Tras los informes iniciales de dos estudiantes muertos y más de una docena de enfermos por un brote de meningitis bacteriana relacionado con un acto estudiantil celebrado del 5 al 7 de marzo en la discoteca Chemistry de Canterbury, la situación ha empeorado. A 20 de marzo, los casos confirmados ascendían a 18, con un total de 29 infecciones, todas las cuales requirieron hospitalización. Se ha vacunado a más de 2.500 personas y se han distribuido casi 10.000 dosis de antibióticos.

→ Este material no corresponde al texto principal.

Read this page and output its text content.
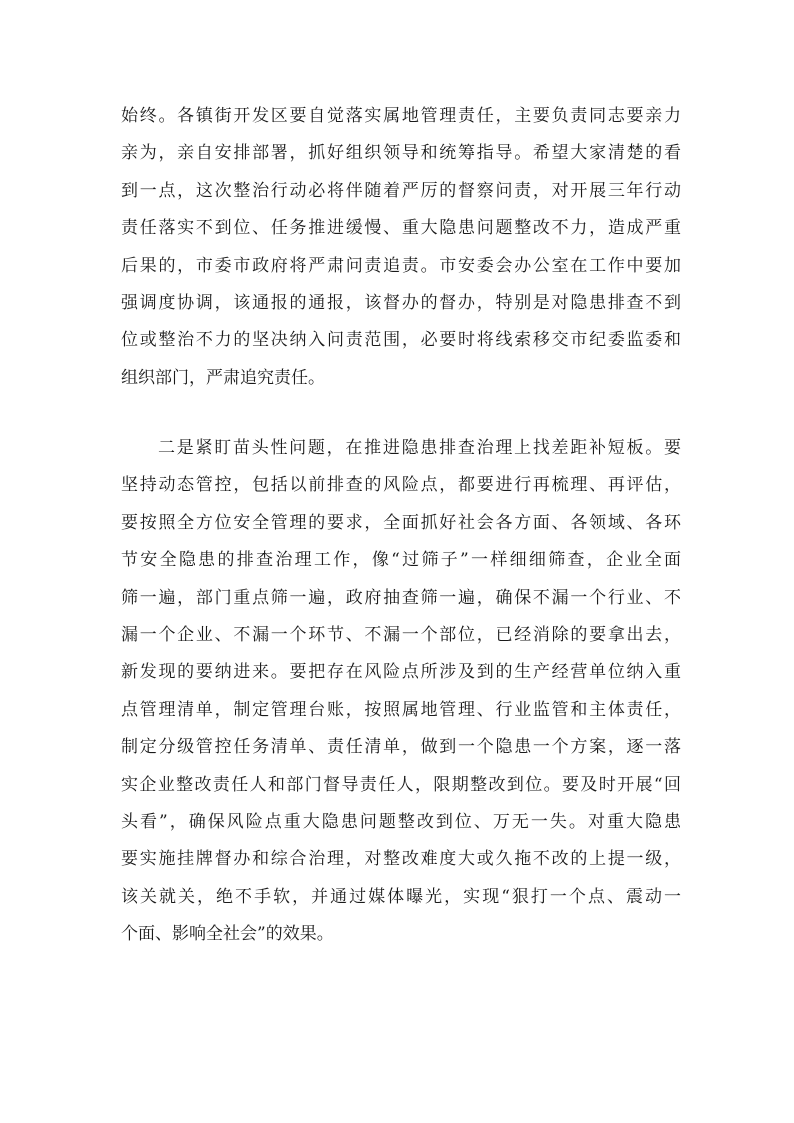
始终。各镇街开发区要自觉落实属地管理责任，主要负责同志要亲力
亲为，亲自安排部署，抓好组织领导和统筹指导。希望大家清楚的看
到一点，这次整治行动必将伴随着严厉的督察问责，对开展三年行动
责任落实不到位、任务推进缓慢、重大隐患问题整改不力，造成严重
后果的，市委市政府将严肃问责追责。市安委会办公室在工作中要加
强调度协调，该通报的通报，该督办的督办，特别是对隐患排查不到
位或整治不力的坚决纳入问责范围，必要时将线索移交市纪委监委和
组织部门，严肃追究责任。
二是紧盯苗头性问题，在推进隐患排查治理上找差距补短板。要
坚持动态管控，包括以前排查的风险点，都要进行再梳理、再评估，
要按照全方位安全管理的要求，全面抓好社会各方面、各领域、各环
节安全隐患的排查治理工作，像“过筛子”一样细细筛查，企业全面
筛一遍，部门重点筛一遍，政府抽查筛一遍，确保不漏一个行业、不
漏一个企业、不漏一个环节、不漏一个部位，已经消除的要拿出去，
新发现的要纳进来。要把存在风险点所涉及到的生产经营单位纳入重
点管理清单，制定管理台账，按照属地管理、行业监管和主体责任，
制定分级管控任务清单、责任清单，做到一个隐患一个方案，逐一落
实企业整改责任人和部门督导责任人，限期整改到位。要及时开展“回
头看”，确保风险点重大隐患问题整改到位、万无一失。对重大隐患
要实施挂牌督办和综合治理，对整改难度大或久拖不改的上提一级，
该关就关，绝不手软，并通过媒体曝光，实现“狠打一个点、震动一
个面、影响全社会”的效果。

Las autoridades sanitarias locales, incluido el Dr. Anjan Ghosh, jefe de salud pública de Kent, prevén que la infección puede propagarse más allá del condado a través de pequeños grupos de hogares debido al periodo de incubación de hasta dos semanas. Estaban en la fase de incubación cuando se marcharon, y entonces se convierten en casos, y aparecen estos pequeños conglomerados domésticos esporádicos fuera de Kent", explicó Ghosh. Sigue siendo muy improbable que se produzca un nuevo gran conglomerado fuera de Kent.

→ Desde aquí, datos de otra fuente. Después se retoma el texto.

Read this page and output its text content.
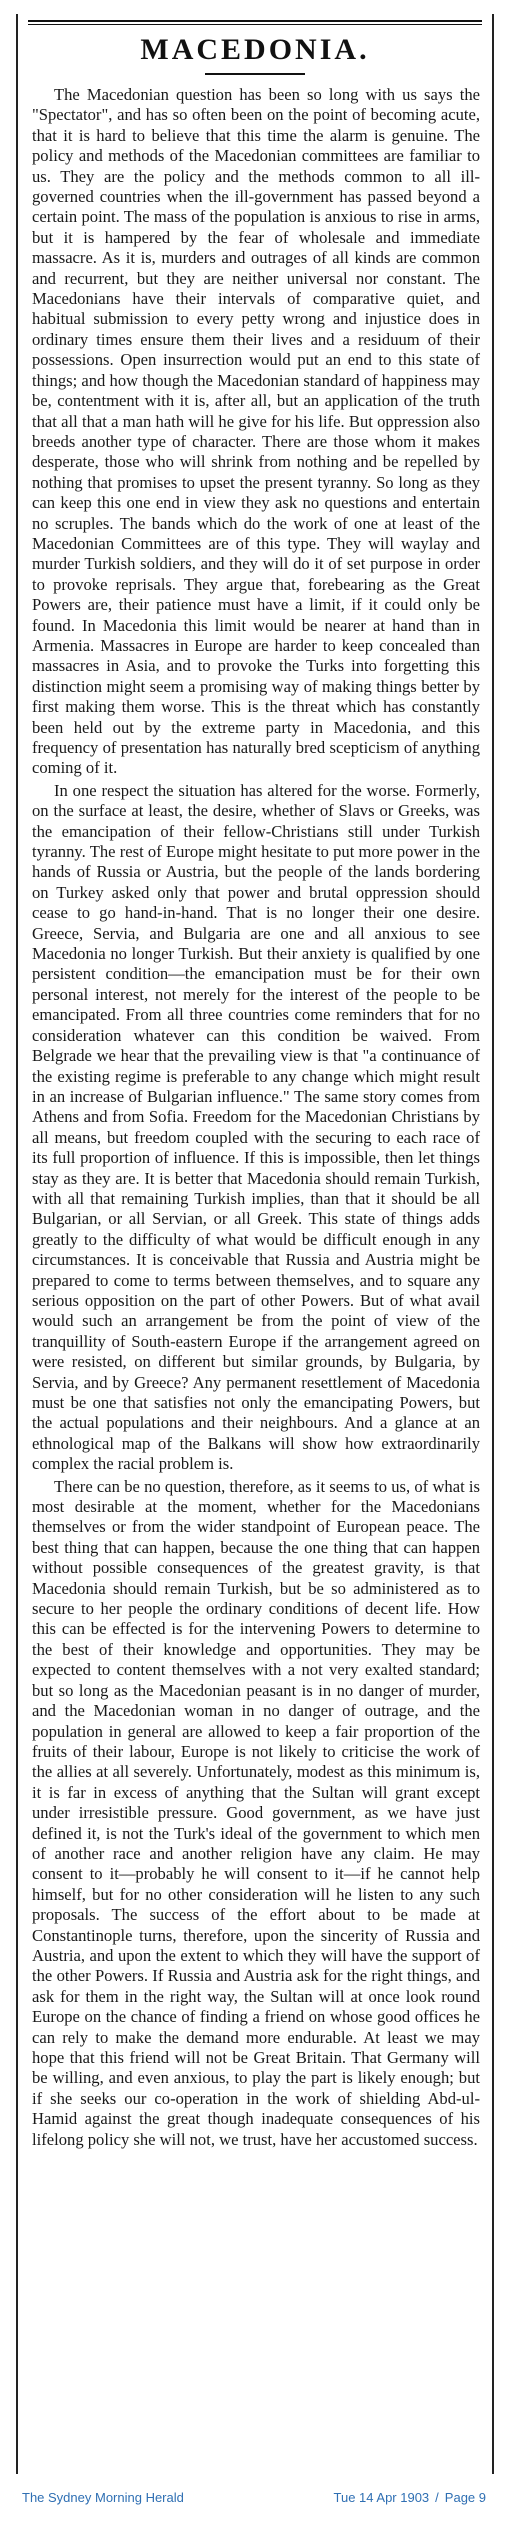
MACEDONIA.

The Macedonian question has been so long with us says the "Spectator", and has so often been on the point of becoming acute, that it is hard to believe that this time the alarm is genuine. The policy and methods of the Macedonian committees are familiar to us. They are the policy and the methods common to all ill-governed countries when the ill-government has passed beyond a certain point. The mass of the population is anxious to rise in arms, but it is hampered by the fear of wholesale and immediate massacre. As it is, murders and outrages of all kinds are common and recurrent, but they are neither universal nor constant. The Macedonians have their intervals of comparative quiet, and habitual submission to every petty wrong and injustice does in ordinary times ensure them their lives and a residuum of their possessions. Open insurrection would put an end to this state of things; and how though the Macedonian standard of happiness may be, contentment with it is, after all, but an application of the truth that all that a man hath will he give for his life. But oppression also breeds another type of character. There are those whom it makes desperate, those who will shrink from nothing and be repelled by nothing that promises to upset the present tyranny. So long as they can keep this one end in view they ask no questions and entertain no scruples. The bands which do the work of one at least of the Macedonian Committees are of this type. They will waylay and murder Turkish soldiers, and they will do it of set purpose in order to provoke reprisals. They argue that, forebearing as the Great Powers are, their patience must have a limit, if it could only be found. In Macedonia this limit would be nearer at hand than in Armenia. Massacres in Europe are harder to keep concealed than massacres in Asia, and to provoke the Turks into forgetting this distinction might seem a promising way of making things better by first making them worse. This is the threat which has constantly been held out by the extreme party in Macedonia, and this frequency of presentation has naturally bred scepticism of anything coming of it.

In one respect the situation has altered for the worse. Formerly, on the surface at least, the desire, whether of Slavs or Greeks, was the emancipation of their fellow-Christians still under Turkish tyranny. The rest of Europe might hesitate to put more power in the hands of Russia or Austria, but the people of the lands bordering on Turkey asked only that power and brutal oppression should cease to go hand-in-hand. That is no longer their one desire. Greece, Servia, and Bulgaria are one and all anxious to see Macedonia no longer Turkish. But their anxiety is qualified by one persistent condition—the emancipation must be for their own personal interest, not merely for the interest of the people to be emancipated. From all three countries come reminders that for no consideration whatever can this condition be waived. From Belgrade we hear that the prevailing view is that "a continuance of the existing regime is preferable to any change which might result in an increase of Bulgarian influence." The same story comes from Athens and from Sofia. Freedom for the Macedonian Christians by all means, but freedom coupled with the securing to each race of its full proportion of influence. If this is impossible, then let things stay as they are. It is better that Macedonia should remain Turkish, with all that remaining Turkish implies, than that it should be all Bulgarian, or all Servian, or all Greek. This state of things adds greatly to the difficulty of what would be difficult enough in any circumstances. It is conceivable that Russia and Austria might be prepared to come to terms between themselves, and to square any serious opposition on the part of other Powers. But of what avail would such an arrangement be from the point of view of the tranquillity of South-eastern Europe if the arrangement agreed on were resisted, on different but similar grounds, by Bulgaria, by Servia, and by Greece? Any permanent resettlement of Macedonia must be one that satisfies not only the emancipating Powers, but the actual populations and their neighbours. And a glance at an ethnological map of the Balkans will show how extraordinarily complex the racial problem is.

There can be no question, therefore, as it seems to us, of what is most desirable at the moment, whether for the Macedonians themselves or from the wider standpoint of European peace. The best thing that can happen, because the one thing that can happen without possible consequences of the greatest gravity, is that Macedonia should remain Turkish, but be so administered as to secure to her people the ordinary conditions of decent life. How this can be effected is for the intervening Powers to determine to the best of their knowledge and opportunities. They may be expected to content themselves with a not very exalted standard; but so long as the Macedonian peasant is in no danger of murder, and the Macedonian woman in no danger of outrage, and the population in general are allowed to keep a fair proportion of the fruits of their labour, Europe is not likely to criticise the work of the allies at all severely. Unfortunately, modest as this minimum is, it is far in excess of anything that the Sultan will grant except under irresistible pressure. Good government, as we have just defined it, is not the Turk's ideal of the government to which men of another race and another religion have any claim. He may consent to it—probably he will consent to it—if he cannot help himself, but for no other consideration will he listen to any such proposals. The success of the effort about to be made at Constantinople turns, therefore, upon the sincerity of Russia and Austria, and upon the extent to which they will have the support of the other Powers. If Russia and Austria ask for the right things, and ask for them in the right way, the Sultan will at once look round Europe on the chance of finding a friend on whose good offices he can rely to make the demand more endurable. At least we may hope that this friend will not be Great Britain. That Germany will be willing, and even anxious, to play the part is likely enough; but if she seeks our co-operation in the work of shielding Abd-ul-Hamid against the great though inadequate consequences of his lifelong policy she will not, we trust, have her accustomed success.

The Sydney Morning Herald	Tue 14 Apr 1903 / Page 9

Un grupo escolar sueco del gimnasio Nacka, de intercambio en el colegio de Canterbury, estuvo en el epicentro. El estudiante Elliot Kraft, de 17 años, describió 'pánico' en la escuela. En Suecia, el riesgo de casos importados es bajo, pero el profesor de medicina infecciosa Adam Linder, de la Universidad de Lund, instó a estar atentos a los síntomas, señalando que la bacteria es endémica allí.
La meningitis bacteriana provoca una rápida inflamación de las membranas protectoras del cerebro y la médula espinal, y afecta sobre todo a niños y adultos jóvenes.